Whatever hopes Georgia still had were snuffed out completely when Todd Blackledge completed a pass to Gregg Garrity for a first down that allowed Penn State to run out the clock. Curt Warner, in agony and exhausted, will forever remember the feeling he had when he knew the game was safe. "I looked up, and right then it hit me that we're the national champion. That this is what we've been playing for, and now we've got it."
Next, pandemonium. Fans, photographers and players from both teams swarmed around Paterno, at one point knocking his glasses off. There simply cannot be another coach in America who deserves a national championship more than he, nor can there be any doubt about this Penn State team's credentials. "They are one of the three best teams I've seen in 19 years of coaching," said Dooley, the others being Nebraska of 1969 and Pittsburgh of 1976.
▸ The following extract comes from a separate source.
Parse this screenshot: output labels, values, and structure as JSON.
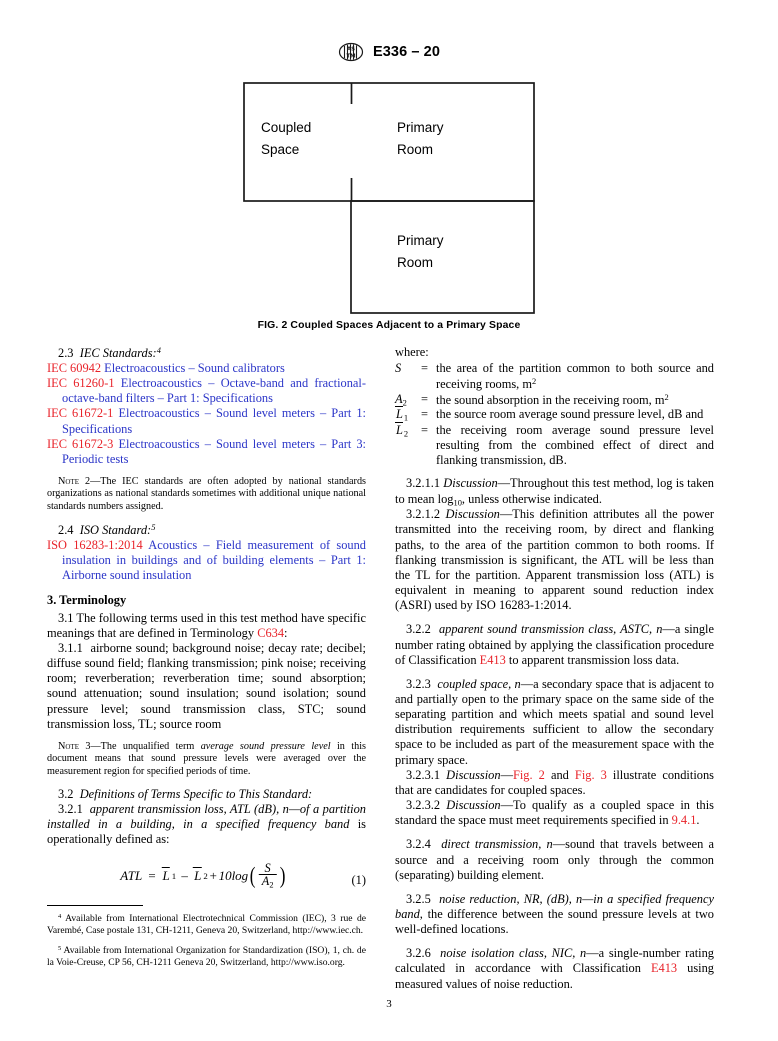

Still, Paterno insisted -- "for the nine thousandth time" -- that in his mind his undefeated teams of 1968, 1969 and 1973 were champions as well, even if they weren't voted to the top spot in the polls. "Being No. 1 is important to our fans and our kids, but not to me," he said. "What about the playoff system for college football that Paterno has been advocating for years?
"Next year let there be a playoff," he said. "This year let's vote.